The popular Butler Street bar and music venue has been in a long-running dispute with neighbors about owner John Pergal's plan to expand the club's capacity. Neighbors worried about impacts on parking, traffic, and quality of life, and two community groups, Lawrenceville United and the Lawrenceville Corporation, challenged a city Zoning Board ruling that allowed Pergal's proposal to proceed. The matter ended up in Allegheny County Common Pleas court. When we last checked in on the saga, it seemed that a resolution might be hand: The Thunderbird and residents had apparently worked out at least the framework of a deal. But while neither side knew it, the judge handling the case, Joseph James, had already found in favor of the community groups. The order was dated the day before the bargain had been struck, but only filed the day after; the parties learned of the order from City Paper.
At the time, Thunderbird attorney Mitchel Zemel said he hoped the neighborhood groups "will follow through on what they've agreed to," even after James' ruling. Instead, the issue is back in court.
Both sides of the dispute say they met after digesting the judge's order. But while neither wanted to describe the discussion in detail, it was clear that for the community groups, the deal was off. So, Zemel says, "We've proceeded with the appeal."
Zemel has asked James to reconsider his ruling, while simultaneously appealing it to the state's Commonwealth Court. In a legal brief, the Thunderbird argues that James wrongly decided the Thunderbird should be categorized as a "Recreation and Entertainment, Indoor" use -- which has stricter requirements for parking -- rather than a more lenient "Restaurant-General" use. The brief also argues that the community groups should be held to the terms of the agreement -- which, the brief notes, was "unanimously approved" by neighborhood groups.
In a written response, the neighborhood groups repeat an argument their attorney, Tom Madigan, first made to City Paper: that the "agreement" was much less firm than the Thunderbird claims. "While the parties were able to agree on some issues, they had not reached agreement on all issues under discussion before the Court issued its ... opinion," Madigan argues in the brief. There were, for example, still concerns about parking. Further, Madigan writes, any agreed-upon provisions might be moot in any case, to the extent that they are contrary to James' ruling.
Zemel counters, "I think if the parties had gone to the judge to discuss the agreement, that wouldn't be the case."
But Zemel sees little prospect for an out-of-court settlement now. "There doesn't seem to be any usefulness for discussing this particular proposal.

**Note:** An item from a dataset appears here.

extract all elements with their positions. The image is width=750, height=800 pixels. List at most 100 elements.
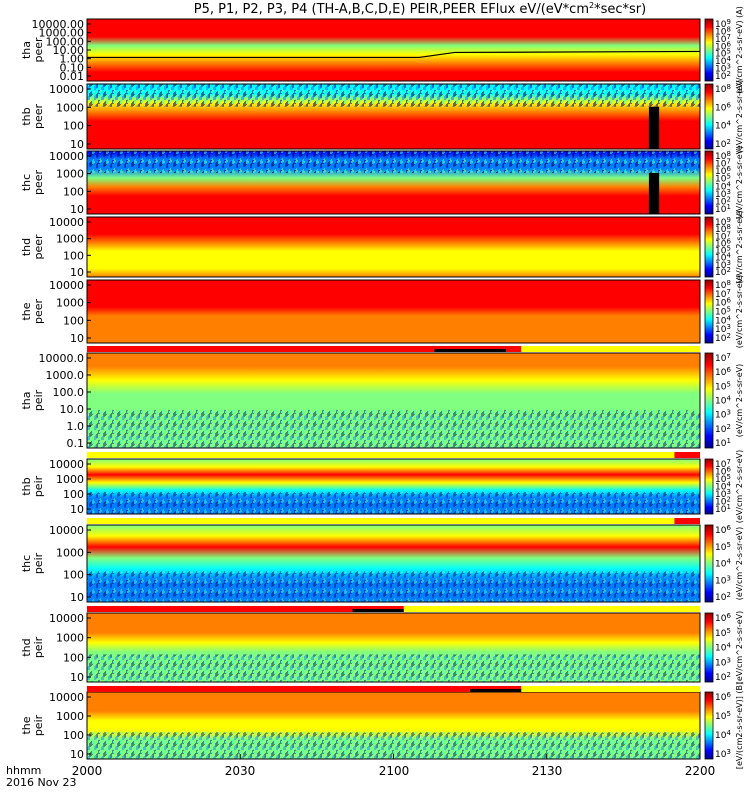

It's just a matter for the courts." And while Zemel couldn't predict how far an appeal might go, "There's no quick resolution on the horizon."
Lauren Byrne, the executive director of Lawrenceville United, agrees the project is in limbo, which complicates the job of sustaining the neighborhood's momentum. But, she says, "The great thing is that a lot of people enjoy the Thunderbird as it is now. And this whole issue is making us think about what we need in terms of changes to zoning, and what type of vision we have for the neighborhood."
The Thunderbird's fate is "definitely a hot topic, but we know it could go on for years," she says. And while "we're always open to discussion" with Pergal, "our attorney has told us this is a slow process. And right now it doesn't seem like there's any movement."